This traditional vs. modern novel looks at the culture war between traditional values, found in places like Lubbock, Texas and modern, secular values found in places like Paris, France. At the heart of this traditional vs. modern novel is the need to find one’s identity by choosing the pieces from both the traditional and the modern, and to make sense of oneself and of others.
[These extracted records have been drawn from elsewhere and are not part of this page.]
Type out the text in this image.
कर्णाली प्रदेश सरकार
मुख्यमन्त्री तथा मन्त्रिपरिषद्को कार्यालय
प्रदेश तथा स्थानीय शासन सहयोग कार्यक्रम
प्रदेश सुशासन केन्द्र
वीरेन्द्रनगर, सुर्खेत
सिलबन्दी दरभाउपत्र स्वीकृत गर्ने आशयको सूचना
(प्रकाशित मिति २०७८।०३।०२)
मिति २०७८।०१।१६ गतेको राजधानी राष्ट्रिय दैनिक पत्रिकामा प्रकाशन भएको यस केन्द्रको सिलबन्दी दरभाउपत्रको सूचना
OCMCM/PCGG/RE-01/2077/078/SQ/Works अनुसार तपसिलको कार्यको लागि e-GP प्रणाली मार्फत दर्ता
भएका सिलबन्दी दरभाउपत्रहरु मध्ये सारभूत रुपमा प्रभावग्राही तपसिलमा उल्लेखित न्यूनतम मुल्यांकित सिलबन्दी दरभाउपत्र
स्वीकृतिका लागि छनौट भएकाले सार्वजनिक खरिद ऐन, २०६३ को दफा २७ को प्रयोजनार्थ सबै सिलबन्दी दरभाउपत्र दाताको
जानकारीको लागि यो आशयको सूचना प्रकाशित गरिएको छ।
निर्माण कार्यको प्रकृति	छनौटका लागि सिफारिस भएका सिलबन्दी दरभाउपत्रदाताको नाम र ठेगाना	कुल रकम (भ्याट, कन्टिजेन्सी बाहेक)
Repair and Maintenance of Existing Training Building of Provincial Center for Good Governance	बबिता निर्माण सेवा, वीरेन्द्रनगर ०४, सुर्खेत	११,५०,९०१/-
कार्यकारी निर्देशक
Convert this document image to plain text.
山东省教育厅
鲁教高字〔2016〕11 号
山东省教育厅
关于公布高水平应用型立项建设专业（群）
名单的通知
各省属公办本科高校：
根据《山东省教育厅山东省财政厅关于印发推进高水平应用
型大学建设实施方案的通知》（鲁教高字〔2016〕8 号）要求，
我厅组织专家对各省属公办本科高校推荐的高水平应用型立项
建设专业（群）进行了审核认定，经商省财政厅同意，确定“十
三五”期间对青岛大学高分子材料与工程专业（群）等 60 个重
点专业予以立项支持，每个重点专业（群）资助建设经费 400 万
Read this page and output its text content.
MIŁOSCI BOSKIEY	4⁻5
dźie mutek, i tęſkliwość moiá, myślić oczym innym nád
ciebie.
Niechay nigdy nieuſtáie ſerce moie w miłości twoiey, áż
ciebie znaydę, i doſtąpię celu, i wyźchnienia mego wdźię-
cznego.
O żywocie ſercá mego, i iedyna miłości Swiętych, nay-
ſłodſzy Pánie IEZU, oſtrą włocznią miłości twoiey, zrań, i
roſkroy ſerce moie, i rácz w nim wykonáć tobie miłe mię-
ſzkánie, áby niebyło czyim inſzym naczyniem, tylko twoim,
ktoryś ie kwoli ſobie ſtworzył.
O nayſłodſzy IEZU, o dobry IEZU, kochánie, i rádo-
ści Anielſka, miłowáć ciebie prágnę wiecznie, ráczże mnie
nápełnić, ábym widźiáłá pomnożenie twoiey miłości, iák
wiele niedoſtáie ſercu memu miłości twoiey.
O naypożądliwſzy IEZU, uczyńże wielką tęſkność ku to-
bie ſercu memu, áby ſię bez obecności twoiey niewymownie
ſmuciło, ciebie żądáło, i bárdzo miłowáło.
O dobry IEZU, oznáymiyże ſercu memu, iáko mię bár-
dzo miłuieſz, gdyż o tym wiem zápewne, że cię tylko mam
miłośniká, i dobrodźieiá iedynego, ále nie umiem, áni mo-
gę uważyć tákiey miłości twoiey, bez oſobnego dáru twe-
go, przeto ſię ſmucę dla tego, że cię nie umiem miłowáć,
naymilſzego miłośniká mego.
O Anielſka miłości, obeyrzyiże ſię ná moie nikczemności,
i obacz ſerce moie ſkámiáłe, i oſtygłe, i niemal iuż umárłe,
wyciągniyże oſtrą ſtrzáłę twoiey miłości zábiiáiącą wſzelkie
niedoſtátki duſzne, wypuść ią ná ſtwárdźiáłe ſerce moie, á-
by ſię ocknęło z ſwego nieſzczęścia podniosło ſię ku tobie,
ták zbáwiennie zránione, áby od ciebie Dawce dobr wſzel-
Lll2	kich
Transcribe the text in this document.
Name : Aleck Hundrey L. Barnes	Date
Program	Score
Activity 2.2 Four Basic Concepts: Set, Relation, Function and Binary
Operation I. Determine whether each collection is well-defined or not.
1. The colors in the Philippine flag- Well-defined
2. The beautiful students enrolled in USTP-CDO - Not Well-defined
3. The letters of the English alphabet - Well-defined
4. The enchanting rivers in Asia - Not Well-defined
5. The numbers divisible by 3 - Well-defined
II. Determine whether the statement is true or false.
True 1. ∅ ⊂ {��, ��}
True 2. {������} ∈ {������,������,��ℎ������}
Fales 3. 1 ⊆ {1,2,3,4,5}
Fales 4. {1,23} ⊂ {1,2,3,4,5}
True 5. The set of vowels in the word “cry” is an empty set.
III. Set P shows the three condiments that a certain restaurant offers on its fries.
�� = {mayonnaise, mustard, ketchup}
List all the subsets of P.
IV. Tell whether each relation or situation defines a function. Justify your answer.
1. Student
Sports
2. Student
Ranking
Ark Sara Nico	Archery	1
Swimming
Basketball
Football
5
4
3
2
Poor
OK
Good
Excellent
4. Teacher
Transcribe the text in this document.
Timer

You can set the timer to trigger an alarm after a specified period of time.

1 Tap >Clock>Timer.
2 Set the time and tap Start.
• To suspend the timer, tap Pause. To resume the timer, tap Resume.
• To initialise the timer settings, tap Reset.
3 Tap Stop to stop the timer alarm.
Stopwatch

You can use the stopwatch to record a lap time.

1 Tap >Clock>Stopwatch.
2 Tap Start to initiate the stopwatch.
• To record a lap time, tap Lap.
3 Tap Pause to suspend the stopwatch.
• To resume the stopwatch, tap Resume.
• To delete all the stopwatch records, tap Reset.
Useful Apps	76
Traditional vs. modern is a theme in the novel Kabuki in a G-String. Chad Newsome, a man who left West Texas in his youth, must decide whether to stay in Paris with his French Moroccan partner or return to West Texas. In Paris he can easily and openly be gay and live in a modern loving partnership with a man of differing background and religion. In Lubbock, such a lifestyle would be difficult. The modern and open life of gay couples in Paris is not the same as the lives gay couples live in more traditional vs. modern environments. As Chad’s cousin Roberta Martin discovers in her quest to bring her cousin home, much of what she has been taught about right and wrong dissolves amid the traditional vs. modern sophistication of Paris. The traditional vs. modern fight will endure, and few things may change perceptions. However, a novel like Simpson’s promotes understanding of how the two can be compatible and how a conservative, traditional person can see love between same sex couples as ordinary.
Like traditional vs. modern literature before it, this novel places its characters in the middle of America’s ongoing culture wars as well as in a big, cosmopolitan city.